El adjetivo «marmórea» se le antojó a Astinus muy adecuado, con una salvedad: el mármol podía calentarse bajo el influjo del sol.

—Yo te saludo, Hija Venerable de Paladine —dijo el cronista, dando un paso al frente y cerrando la puerta a su espalda.

—Saludos, Astinus —respondió Crysania de Tarinius a la vez que se levantaba.

Mientras avanzaba en su dirección el historiador se sorprendió ante la rapidez y longitud, casi masculinas, de sus zancadas, discordes a su entender con su delicado porte. También su apretón de manos fue firme y enérgico, algo poco usual en las mujeres de Palanthas, que no solían estrechar las palmas de sus congéneres y se limitaban a ofrecer las yemas de los dedos.

—Quiero agradecer tu gesto al perder unos minutos de tu valioso tiempo para actuar como parte neutral en este encuentro. Sé que te disgusta interrumpir tus estudios —declaró Crysania con voz gélida.

—Mientras no sea inútil el sacrificio no me importa en absoluto —respondió el cronista, reteniendo su mano y traspasándola con los ojos—. Debo admitir, no obstante, que lamento esta situación.

—¿Por qué? —La sacerdotisa examinó su rostro atemporal en actitud perpleja. De pronto, comprendió y esbozó una sonrisa, que no animó sus facciones más de lo que la luna pudiera avivar una helada capa de nieve invernal—. No crees que venga, ¿verdad?

Astinus dio un respingo, soltando la palma de la mujer como si se hubiera desvanecido su interés por su mera existencia. Alejóse de ella, avanzó hacia la ventana y se asomó a la ciudad de Palanthas, cuyos blancos edificios resplandecían bajo la caricia de los últimos rayos del sol con una fascinadora belleza. Sólo había una excepción, sólo una mole permanecía intocada por el astro rey incluso en los momentos más luminosos del día.

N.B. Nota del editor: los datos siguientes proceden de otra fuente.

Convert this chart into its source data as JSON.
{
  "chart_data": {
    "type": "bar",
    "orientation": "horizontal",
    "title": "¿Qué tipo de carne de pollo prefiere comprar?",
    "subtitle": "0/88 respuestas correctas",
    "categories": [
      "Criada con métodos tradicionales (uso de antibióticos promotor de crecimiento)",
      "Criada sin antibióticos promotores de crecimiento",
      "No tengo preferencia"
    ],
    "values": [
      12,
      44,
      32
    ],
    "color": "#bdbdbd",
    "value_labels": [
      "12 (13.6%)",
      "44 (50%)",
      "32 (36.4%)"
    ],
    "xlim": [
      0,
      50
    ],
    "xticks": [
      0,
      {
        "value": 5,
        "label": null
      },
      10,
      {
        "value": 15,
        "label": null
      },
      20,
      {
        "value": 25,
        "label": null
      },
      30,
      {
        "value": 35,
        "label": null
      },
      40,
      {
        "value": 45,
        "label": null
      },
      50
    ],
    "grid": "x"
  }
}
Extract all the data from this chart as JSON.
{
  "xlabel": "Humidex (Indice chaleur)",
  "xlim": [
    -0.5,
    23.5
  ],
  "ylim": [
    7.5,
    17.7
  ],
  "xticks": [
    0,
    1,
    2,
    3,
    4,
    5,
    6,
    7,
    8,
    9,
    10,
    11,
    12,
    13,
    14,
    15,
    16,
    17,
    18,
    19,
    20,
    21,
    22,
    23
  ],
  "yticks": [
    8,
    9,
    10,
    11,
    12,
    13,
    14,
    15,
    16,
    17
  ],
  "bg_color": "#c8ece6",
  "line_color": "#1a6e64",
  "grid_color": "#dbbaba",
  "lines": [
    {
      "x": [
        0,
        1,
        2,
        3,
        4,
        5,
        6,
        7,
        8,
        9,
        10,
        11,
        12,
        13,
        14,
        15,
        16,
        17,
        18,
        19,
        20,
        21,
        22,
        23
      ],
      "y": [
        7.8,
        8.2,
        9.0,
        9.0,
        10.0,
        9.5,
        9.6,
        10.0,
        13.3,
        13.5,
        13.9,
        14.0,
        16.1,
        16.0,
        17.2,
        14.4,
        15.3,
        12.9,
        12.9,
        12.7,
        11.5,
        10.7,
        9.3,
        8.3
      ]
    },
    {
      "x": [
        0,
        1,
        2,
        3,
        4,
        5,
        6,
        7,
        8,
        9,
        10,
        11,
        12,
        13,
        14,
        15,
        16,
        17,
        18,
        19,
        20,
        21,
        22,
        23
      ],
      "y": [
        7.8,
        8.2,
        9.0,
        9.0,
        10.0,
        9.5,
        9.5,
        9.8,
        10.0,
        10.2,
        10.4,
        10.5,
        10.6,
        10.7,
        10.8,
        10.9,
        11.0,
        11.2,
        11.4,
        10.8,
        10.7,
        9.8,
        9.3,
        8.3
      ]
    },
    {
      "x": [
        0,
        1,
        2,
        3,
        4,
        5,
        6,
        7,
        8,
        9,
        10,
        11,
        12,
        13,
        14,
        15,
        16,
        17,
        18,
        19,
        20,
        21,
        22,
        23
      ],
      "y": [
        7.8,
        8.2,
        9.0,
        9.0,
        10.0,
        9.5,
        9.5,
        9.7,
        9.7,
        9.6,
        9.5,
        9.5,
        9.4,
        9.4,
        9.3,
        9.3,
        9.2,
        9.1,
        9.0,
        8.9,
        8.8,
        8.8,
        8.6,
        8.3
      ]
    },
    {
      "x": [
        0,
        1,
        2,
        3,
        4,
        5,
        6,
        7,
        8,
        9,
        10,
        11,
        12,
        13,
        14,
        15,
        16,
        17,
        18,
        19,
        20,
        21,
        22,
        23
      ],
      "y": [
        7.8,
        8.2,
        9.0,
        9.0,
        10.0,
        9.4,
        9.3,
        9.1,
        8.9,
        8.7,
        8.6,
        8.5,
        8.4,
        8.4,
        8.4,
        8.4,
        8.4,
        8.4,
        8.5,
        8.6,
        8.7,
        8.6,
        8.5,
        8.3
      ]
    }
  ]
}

Fue en esta edificación donde se posaron los ojos del cronista. Erguida en el centro de la hermosa ciudad, sus torres de piedra negra se retorcían en pos del cielo a la vez que sus minaretes, recientemente reconstruidos por el poder de la magia, lanzaban rojizos destellos en el crepúsculo y, al hacerlo, asumían la apariencia de unos dedos espectrales que trataran de izarse sobre un cementerio profanado.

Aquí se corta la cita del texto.